Here, the People's failure to articulate any attempts to disclose the audit trails despite overwhelming caselaw that these documents are automatically discoverable. This evinces a lack of due diligence and renders their COC and SCOCs invalid and the accompanying statements of readiness illusory.
The defendant's remaining arguments are moot.
Pursuant to CPL 30.30[1][b], when a defendant is charged with a misdemeanor punishable by a sentence of more than three months, the prosecution must be ready within 90 days from the commencement of that criminal action. To satisfy the initial burden under CPL 30.30, the defendant need allege "only that the prosecution failed to declare readiness within the statutorily prescribed time period" (People v Luperon, 85 NY2d 71, 77-78 (1995); see also People v Goode, 87 NY2d 1045, 1047 [1996]). Once the defendant has alleged that more than the statutorily prescribed time period has elapsed since the commencement of the action, the prosecution bears the burden of establishing sufficient excludable delay (see People v Berkowitz, 50 NY2d 333, 349 [1980]). Absent a valid COC, the People cannot be deemed ready for trial (CPL 245.50[3]).
This case was filed, and the defendant was arraigned on November 12, 2024. The defendant was released on his own recognizance, and the case was adjourned to December 17, 2024. The People did not file a COC or COR during this time period, and as such, this time is chargeable. (35 days charged)
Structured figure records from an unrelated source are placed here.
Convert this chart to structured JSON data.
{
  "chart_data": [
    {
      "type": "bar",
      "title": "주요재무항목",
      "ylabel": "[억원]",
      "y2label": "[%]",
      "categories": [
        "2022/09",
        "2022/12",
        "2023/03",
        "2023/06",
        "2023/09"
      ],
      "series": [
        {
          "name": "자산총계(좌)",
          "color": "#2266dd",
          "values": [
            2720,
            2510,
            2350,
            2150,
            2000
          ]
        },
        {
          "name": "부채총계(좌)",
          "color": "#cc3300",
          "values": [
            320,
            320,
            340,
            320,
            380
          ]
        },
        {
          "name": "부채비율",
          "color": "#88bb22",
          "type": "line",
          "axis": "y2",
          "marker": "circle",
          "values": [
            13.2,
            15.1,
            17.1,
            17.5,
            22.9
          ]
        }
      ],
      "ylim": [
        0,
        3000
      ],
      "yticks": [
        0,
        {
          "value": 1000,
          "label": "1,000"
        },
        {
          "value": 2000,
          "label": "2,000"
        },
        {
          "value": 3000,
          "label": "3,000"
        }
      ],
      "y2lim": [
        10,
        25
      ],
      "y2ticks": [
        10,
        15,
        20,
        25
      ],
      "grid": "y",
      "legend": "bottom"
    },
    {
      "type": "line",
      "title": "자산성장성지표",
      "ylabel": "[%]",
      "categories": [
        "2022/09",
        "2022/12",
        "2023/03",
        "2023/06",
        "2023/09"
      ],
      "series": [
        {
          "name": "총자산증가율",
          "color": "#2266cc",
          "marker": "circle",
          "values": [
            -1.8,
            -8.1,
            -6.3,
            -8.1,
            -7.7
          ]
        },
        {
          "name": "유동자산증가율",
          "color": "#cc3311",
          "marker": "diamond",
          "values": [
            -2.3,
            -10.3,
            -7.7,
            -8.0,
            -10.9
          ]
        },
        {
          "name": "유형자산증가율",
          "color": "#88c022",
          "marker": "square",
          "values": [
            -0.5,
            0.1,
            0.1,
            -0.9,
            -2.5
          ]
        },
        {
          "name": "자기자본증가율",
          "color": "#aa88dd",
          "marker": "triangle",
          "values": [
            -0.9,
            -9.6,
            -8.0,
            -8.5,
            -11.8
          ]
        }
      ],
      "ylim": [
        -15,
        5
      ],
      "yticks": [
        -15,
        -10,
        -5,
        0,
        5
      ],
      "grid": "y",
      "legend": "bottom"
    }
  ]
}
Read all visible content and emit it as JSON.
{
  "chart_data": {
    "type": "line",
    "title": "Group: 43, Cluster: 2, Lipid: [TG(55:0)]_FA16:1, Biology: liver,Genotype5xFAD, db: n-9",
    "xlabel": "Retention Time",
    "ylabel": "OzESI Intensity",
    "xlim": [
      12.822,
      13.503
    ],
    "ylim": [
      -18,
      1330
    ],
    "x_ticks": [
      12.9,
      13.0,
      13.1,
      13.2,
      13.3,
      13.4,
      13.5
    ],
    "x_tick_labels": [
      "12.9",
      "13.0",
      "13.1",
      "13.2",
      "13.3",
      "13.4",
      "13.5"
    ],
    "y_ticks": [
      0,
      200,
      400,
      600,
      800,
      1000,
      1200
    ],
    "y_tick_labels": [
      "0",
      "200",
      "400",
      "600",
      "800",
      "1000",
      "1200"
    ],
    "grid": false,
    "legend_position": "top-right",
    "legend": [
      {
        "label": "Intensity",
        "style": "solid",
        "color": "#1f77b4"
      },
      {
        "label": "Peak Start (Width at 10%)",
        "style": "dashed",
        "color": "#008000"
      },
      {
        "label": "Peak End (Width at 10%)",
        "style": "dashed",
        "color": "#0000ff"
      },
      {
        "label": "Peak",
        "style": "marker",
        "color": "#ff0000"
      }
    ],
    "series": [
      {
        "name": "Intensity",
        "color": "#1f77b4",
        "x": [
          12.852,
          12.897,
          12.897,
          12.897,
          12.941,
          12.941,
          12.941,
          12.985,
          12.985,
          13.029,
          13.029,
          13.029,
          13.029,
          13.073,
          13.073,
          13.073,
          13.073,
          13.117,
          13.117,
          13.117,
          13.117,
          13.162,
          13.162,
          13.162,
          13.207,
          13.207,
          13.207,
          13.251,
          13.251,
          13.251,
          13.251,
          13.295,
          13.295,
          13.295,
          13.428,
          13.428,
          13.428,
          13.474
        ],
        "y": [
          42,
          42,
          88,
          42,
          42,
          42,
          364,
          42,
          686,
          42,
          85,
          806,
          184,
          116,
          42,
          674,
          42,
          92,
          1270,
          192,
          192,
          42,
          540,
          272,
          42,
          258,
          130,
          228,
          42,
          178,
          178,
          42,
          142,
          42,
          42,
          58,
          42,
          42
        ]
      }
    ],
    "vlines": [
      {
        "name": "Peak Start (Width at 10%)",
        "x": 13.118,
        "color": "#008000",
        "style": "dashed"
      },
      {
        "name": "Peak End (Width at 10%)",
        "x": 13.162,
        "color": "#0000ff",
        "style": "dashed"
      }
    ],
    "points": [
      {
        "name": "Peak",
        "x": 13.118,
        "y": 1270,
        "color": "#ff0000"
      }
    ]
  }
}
On December 17, 2024, the People did not have a supporting deposition, and the case was adjourned to February 13, 2025, for a supporting deposition. On January 23 and January 24, 2025, the People served and filed a COC and COR. However, as outlined above, this COC was invalid for the People's failure to disclose automatically discoverable material and was ineffective in stopping the speedy trial clock. As such, this entire adjournment is chargeable to the People. (58 days charged; 93 days total)
As more than 90 chargeable days have accrued, defense counsel's motion to dismiss is GRANTED, and this case DISMISSED. The defendant's remaining arguments are moot. This constitutes the Decision and Order of this Court.